Por isso, sempre que ouço esta música fico pensando na minha vida cristã, onde parece que nada de novo, nada de surpreendente, nada de importante acontece que mereceria um destaque, ou mesmo, uma boa nota de avaliação, ou talvez um elogio do nosso inconsciente: aí Rev José, agora você está de parabéns!

Pra piorar ainda mais minha baixa estima, penso nos grandes homens do passado e do presente que quebraram paradigmas, que romperam com a morbidez de uma vida mediana e se jogaram de cabeça na FÉ, pularam dentro da cova dos leões, arriscaram viver intensamente a vida cristã na dependência de Deus.
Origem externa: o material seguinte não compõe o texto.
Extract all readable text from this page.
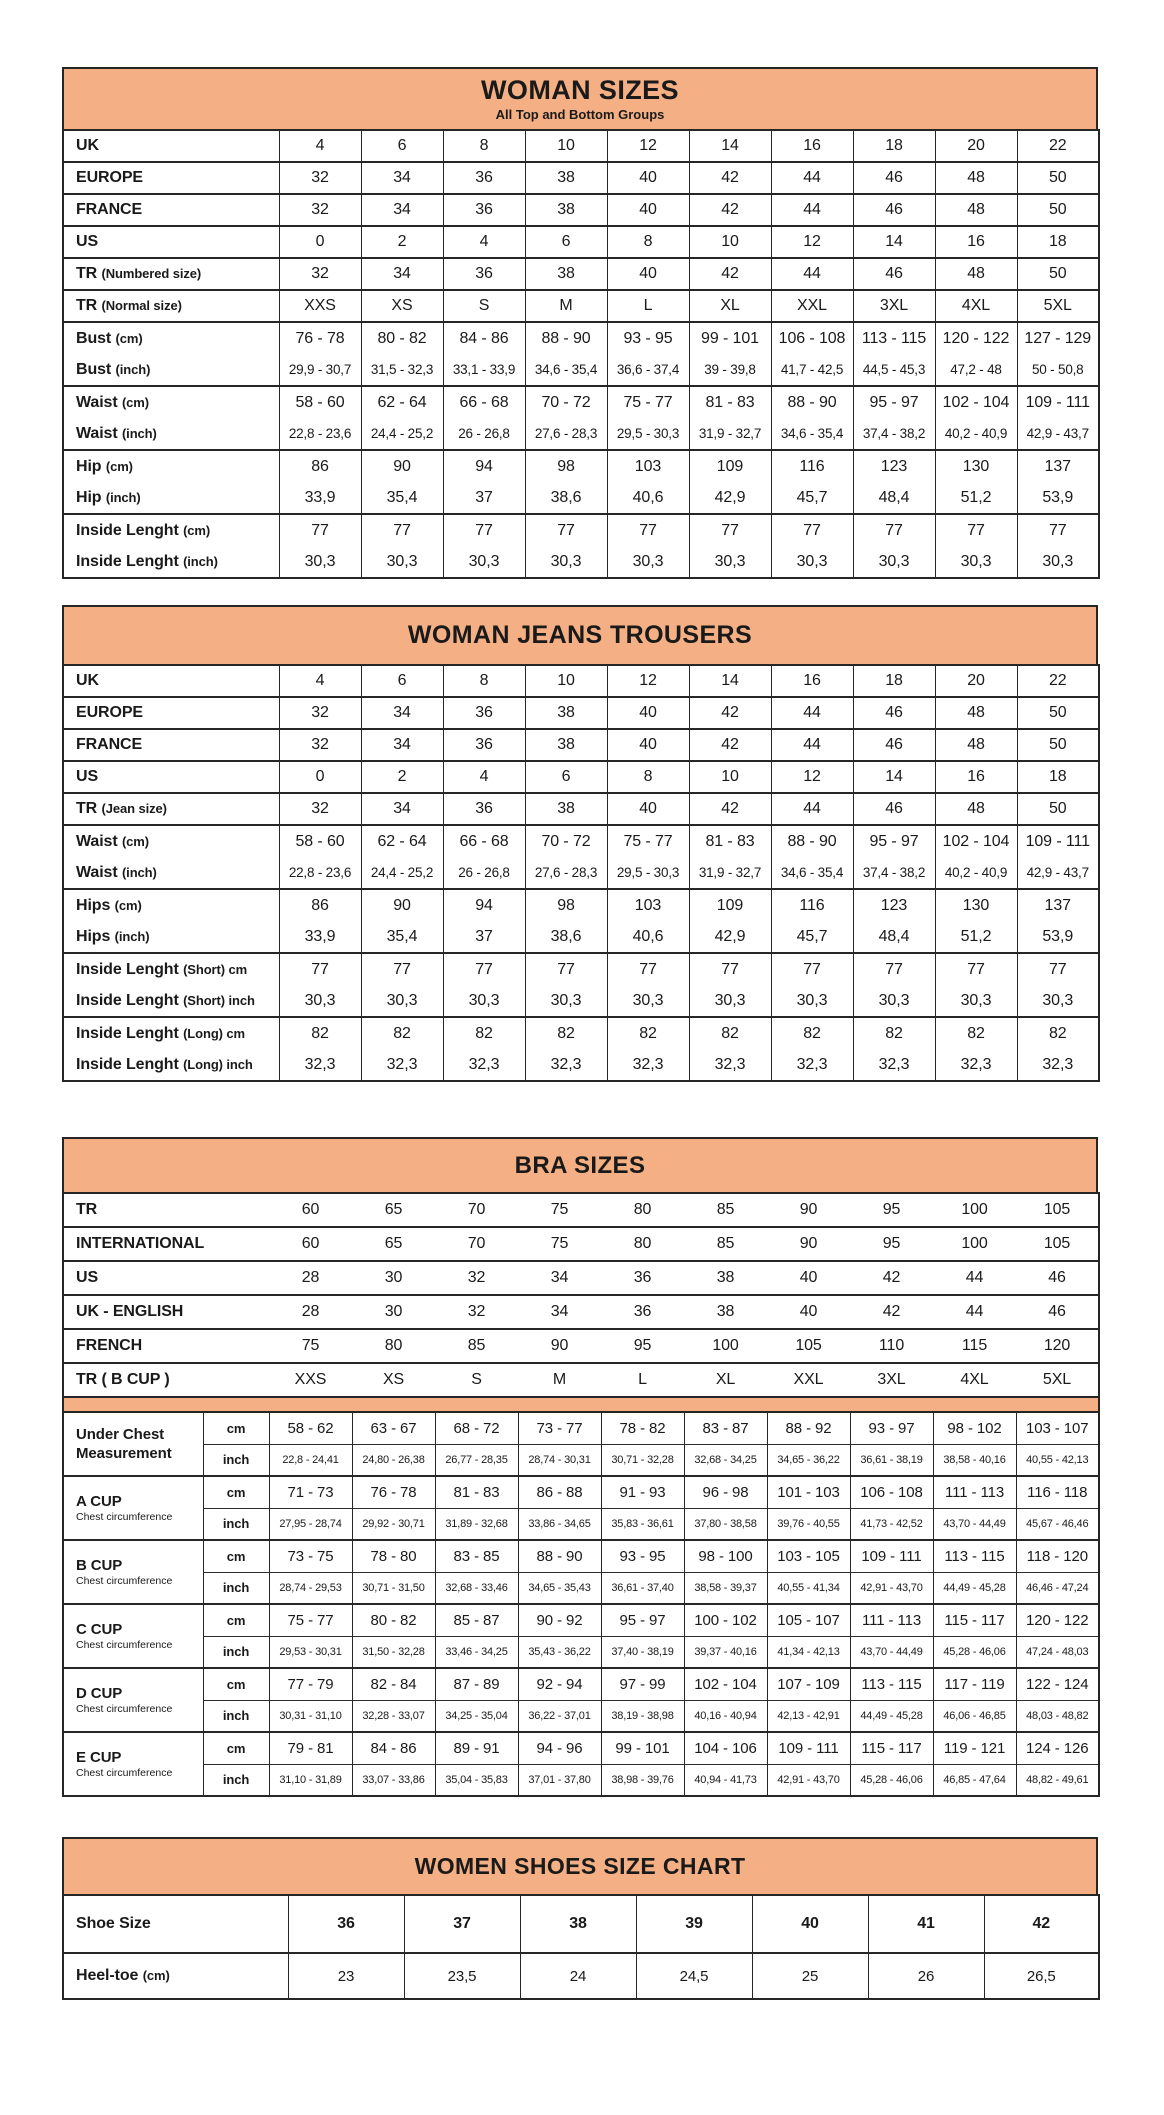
WOMAN SIZES
All Top and Bottom Groups
UK	4	6	8	10	12	14	16	18	20	22
EUROPE	32	34	36	38	40	42	44	46	48	50
FRANCE	32	34	36	38	40	42	44	46	48	50
US	0	2	4	6	8	10	12	14	16	18
TR (Numbered size)	32	34	36	38	40	42	44	46	48	50
TR (Normal size)	XXS	XS	S	M	L	XL	XXL	3XL	4XL	5XL
Bust (cm)	76 - 78	80 - 82	84 - 86	88 - 90	93 - 95	99 - 101	106 - 108	113 - 115	120 - 122	127 - 129
Bust (inch)	29,9 - 30,7	31,5 - 32,3	33,1 - 33,9	34,6 - 35,4	36,6 - 37,4	39 - 39,8	41,7 - 42,5	44,5 - 45,3	47,2 - 48	50 - 50,8
Waist (cm)	58 - 60	62 - 64	66 - 68	70 - 72	75 - 77	81 - 83	88 - 90	95 - 97	102 - 104	109 - 111
Waist (inch)	22,8 - 23,6	24,4 - 25,2	26 - 26,8	27,6 - 28,3	29,5 - 30,3	31,9 - 32,7	34,6 - 35,4	37,4 - 38,2	40,2 - 40,9	42,9 - 43,7
Hip (cm)	86	90	94	98	103	109	116	123	130	137
Hip (inch)	33,9	35,4	37	38,6	40,6	42,9	45,7	48,4	51,2	53,9
Inside Lenght (cm)	77	77	77	77	77	77	77	77	77	77
Inside Lenght (inch)	30,3	30,3	30,3	30,3	30,3	30,3	30,3	30,3	30,3	30,3
WOMAN JEANS TROUSERS
UK	4	6	8	10	12	14	16	18	20	22
EUROPE	32	34	36	38	40	42	44	46	48	50
FRANCE	32	34	36	38	40	42	44	46	48	50
US	0	2	4	6	8	10	12	14	16	18
TR (Jean size)	32	34	36	38	40	42	44	46	48	50
Waist (cm)	58 - 60	62 - 64	66 - 68	70 - 72	75 - 77	81 - 83	88 - 90	95 - 97	102 - 104	109 - 111
Waist (inch)	22,8 - 23,6	24,4 - 25,2	26 - 26,8	27,6 - 28,3	29,5 - 30,3	31,9 - 32,7	34,6 - 35,4	37,4 - 38,2	40,2 - 40,9	42,9 - 43,7
Hips (cm)	86	90	94	98	103	109	116	123	130	137
Hips (inch)	33,9	35,4	37	38,6	40,6	42,9	45,7	48,4	51,2	53,9
Inside Lenght (Short) cm	77	77	77	77	77	77	77	77	77	77
Inside Lenght (Short) inch	30,3	30,3	30,3	30,3	30,3	30,3	30,3	30,3	30,3	30,3
Inside Lenght (Long) cm	82	82	82	82	82	82	82	82	82	82
Inside Lenght (Long) inch	32,3	32,3	32,3	32,3	32,3	32,3	32,3	32,3	32,3	32,3
BRA SIZES
TR		60	65	70	75	80	85	90	95	100	105
INTERNATIONAL		60	65	70	75	80	85	90	95	100	105
US		28	30	32	34	36	38	40	42	44	46
UK - ENGLISH		28	30	32	34	36	38	40	42	44	46
FRENCH		75	80	85	90	95	100	105	110	115	120
TR ( B CUP )		XXS	XS	S	M	L	XL	XXL	3XL	4XL	5XL

Under Chest Measurement	cm	58 - 62	63 - 67	68 - 72	73 - 77	78 - 82	83 - 87	88 - 92	93 - 97	98 - 102	103 - 107
	inch	22,8 - 24,41	24,80 - 26,38	26,77 - 28,35	28,74 - 30,31	30,71 - 32,28	32,68 - 34,25	34,65 - 36,22	36,61 - 38,19	38,58 - 40,16	40,55 - 42,13
A CUP
Chest circumference	cm	71 - 73	76 - 78	81 - 83	86 - 88	91 - 93	96 - 98	101 - 103	106 - 108	111 - 113	116 - 118
	inch	27,95 - 28,74	29,92 - 30,71	31,89 - 32,68	33,86 - 34,65	35,83 - 36,61	37,80 - 38,58	39,76 - 40,55	41,73 - 42,52	43,70 - 44,49	45,67 - 46,46
B CUP
Chest circumference	cm	73 - 75	78 - 80	83 - 85	88 - 90	93 - 95	98 - 100	103 - 105	109 - 111	113 - 115	118 - 120
	inch	28,74 - 29,53	30,71 - 31,50	32,68 - 33,46	34,65 - 35,43	36,61 - 37,40	38,58 - 39,37	40,55 - 41,34	42,91 - 43,70	44,49 - 45,28	46,46 - 47,24
C CUP
Chest circumference	cm	75 - 77	80 - 82	85 - 87	90 - 92	95 - 97	100 - 102	105 - 107	111 - 113	115 - 117	120 - 122
	inch	29,53 - 30,31	31,50 - 32,28	33,46 - 34,25	35,43 - 36,22	37,40 - 38,19	39,37 - 40,16	41,34 - 42,13	43,70 - 44,49	45,28 - 46,06	47,24 - 48,03
D CUP
Chest circumference	cm	77 - 79	82 - 84	87 - 89	92 - 94	97 - 99	102 - 104	107 - 109	113 - 115	117 - 119	122 - 124
	inch	30,31 - 31,10	32,28 - 33,07	34,25 - 35,04	36,22 - 37,01	38,19 - 38,98	40,16 - 40,94	42,13 - 42,91	44,49 - 45,28	46,06 - 46,85	48,03 - 48,82
E CUP
Chest circumference	cm	79 - 81	84 - 86	89 - 91	94 - 96	99 - 101	104 - 106	109 - 111	115 - 117	119 - 121	124 - 126
	inch	31,10 - 31,89	33,07 - 33,86	35,04 - 35,83	37,01 - 37,80	38,98 - 39,76	40,94 - 41,73	42,91 - 43,70	45,28 - 46,06	46,85 - 47,64	48,82 - 49,61
WOMEN SHOES SIZE CHART
Shoe Size	36	37	38	39	40	41	42
Heel-toe (cm)	23	23,5	24	24,5	25	26	26,5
Olho para missionários como Ronaldo Lidório e outros nem são tão conhecidos, mas que largaram tudo para evangelizar lugares longe de sua casa, ou até daqueles que abriram e continuam abrindo mão de uma vida “normal” de crente “trabalho-casa-igreja” (nesta ordem), para viver uma realidade mais além da mesmice da religião sem emoção.

Seriam eles pessoas especiais? Receberam eles uma “unção” diferente para desafiar o inferno? Eles não se importam, como eu, em ter uma cama macia, um banheiro limpinho com sabonete para tomar um banho gostoso, poder sentar a mesa e saborear um lanche na hora que a fome chega? Seriam eles supercrentes que estão acima de todas estas coisas “mesquinhas” do dia a dia que eu valorizo demais?
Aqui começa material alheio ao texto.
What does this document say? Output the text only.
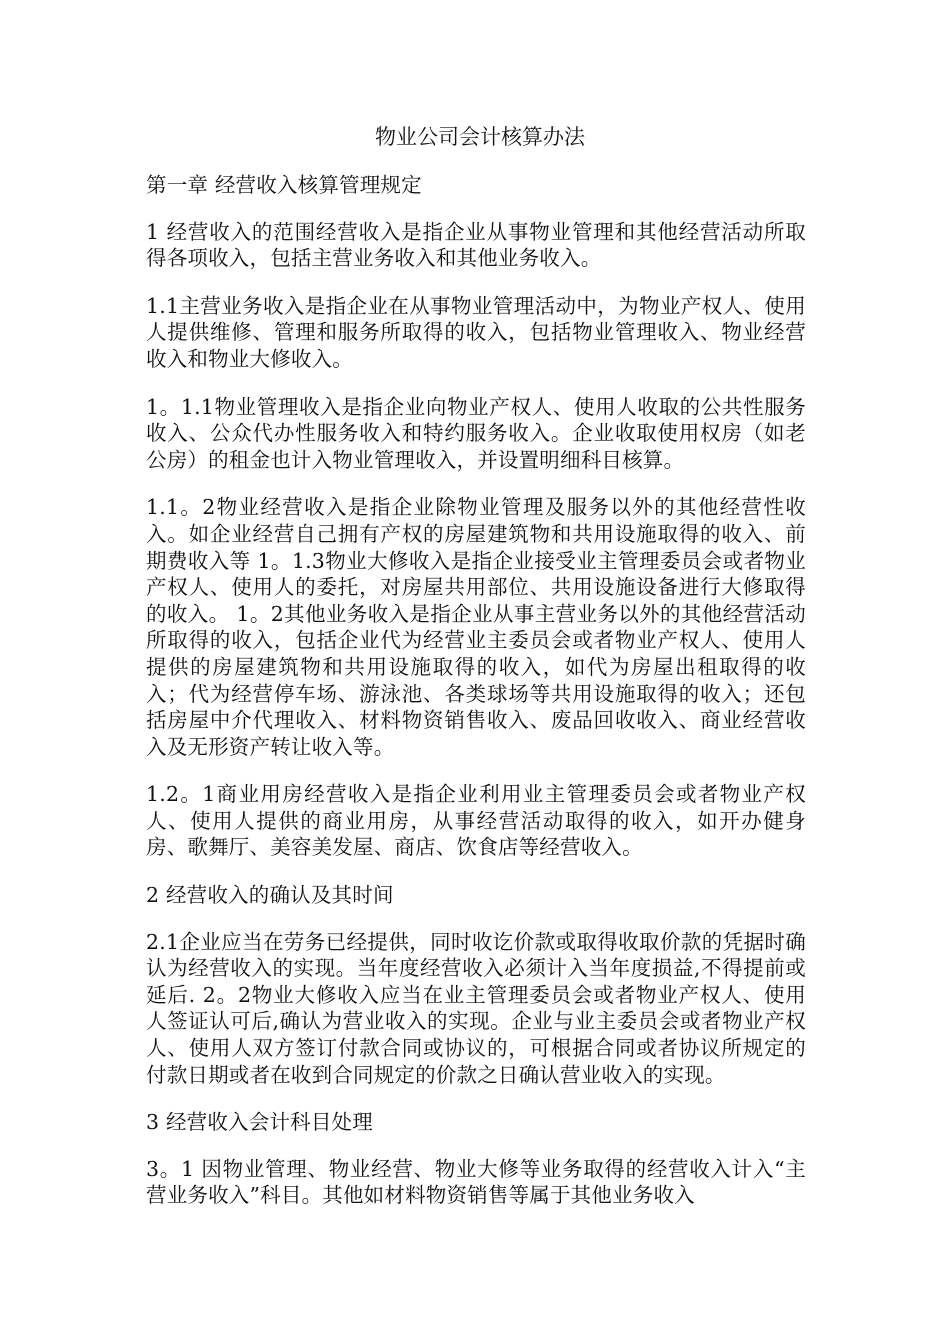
物业公司会计核算办法

第一章 经营收入核算管理规定

1 经营收入的范围经营收入是指企业从事物业管理和其他经营活动所取得各项收入，包括主营业务收入和其他业务收入。

1.1主营业务收入是指企业在从事物业管理活动中，为物业产权人、使用人提供维修、管理和服务所取得的收入，包括物业管理收入、物业经营收入和物业大修收入。

1。1.1物业管理收入是指企业向物业产权人、使用人收取的公共性服务收入、公众代办性服务收入和特约服务收入。企业收取使用权房（如老公房）的租金也计入物业管理收入，并设置明细科目核算。

1.1。2物业经营收入是指企业除物业管理及服务以外的其他经营性收入。如企业经营自己拥有产权的房屋建筑物和共用设施取得的收入、前期费收入等 1。1.3物业大修收入是指企业接受业主管理委员会或者物业产权人、使用人的委托，对房屋共用部位、共用设施设备进行大修取得的收入。 1。2其他业务收入是指企业从事主营业务以外的其他经营活动所取得的收入，包括企业代为经营业主委员会或者物业产权人、使用人提供的房屋建筑物和共用设施取得的收入，如代为房屋出租取得的收入；代为经营停车场、游泳池、各类球场等共用设施取得的收入；还包括房屋中介代理收入、材料物资销售收入、废品回收收入、商业经营收入及无形资产转让收入等。

1.2。1商业用房经营收入是指企业利用业主管理委员会或者物业产权人、使用人提供的商业用房，从事经营活动取得的收入，如开办健身房、歌舞厅、美容美发屋、商店、饮食店等经营收入。

2 经营收入的确认及其时间

2.1企业应当在劳务已经提供，同时收讫价款或取得收取价款的凭据时确认为经营收入的实现。当年度经营收入必须计入当年度损益,不得提前或延后. 2。2物业大修收入应当在业主管理委员会或者物业产权人、使用人签证认可后,确认为营业收入的实现。企业与业主委员会或者物业产权人、使用人双方签订付款合同或协议的，可根据合同或者协议所规定的付款日期或者在收到合同规定的价款之日确认营业收入的实现。

3 经营收入会计科目处理

3。1 因物业管理、物业经营、物业大修等业务取得的经营收入计入“主营业务收入”科目。其他如材料物资销售等属于其他业务收入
Pior que não! Eles simplesmente entenderam algumas coisas bem simples, mas tão simples que até tenho vergonha de dizer, por exemplo: onde está teu tesouro, ai está o teu coração, ou, você precisa abrir mão de algumas coisas hoje, mas, terá muito mais na eternidade, ou, você nem desconfia que vale mais do que um passarinho? Ou, prioriza o Reino e tudo mais terá!

Gastamos muito tempo valorizando coisas insignificantes e acabamos não investindo naquilo que realmente importa e tem valor. Abrimos mão da bênção em troca de um pratinho mixuruca de lentilhas. Temos aquele mórbido prazer em dizer que estou mega cansado de plantar muito e colher pouco e ainda colocamos esse pouco no “saco furado”. Nossa mesquinhez nos impede de ver estas coisas tão importantes. Sem perder a prudência, mas deveríamos ter mais coragem para viver 99% na dependência de Deus. Simples assim! Vai tomar coragem ou continuar com seu papo furado de crente fiel?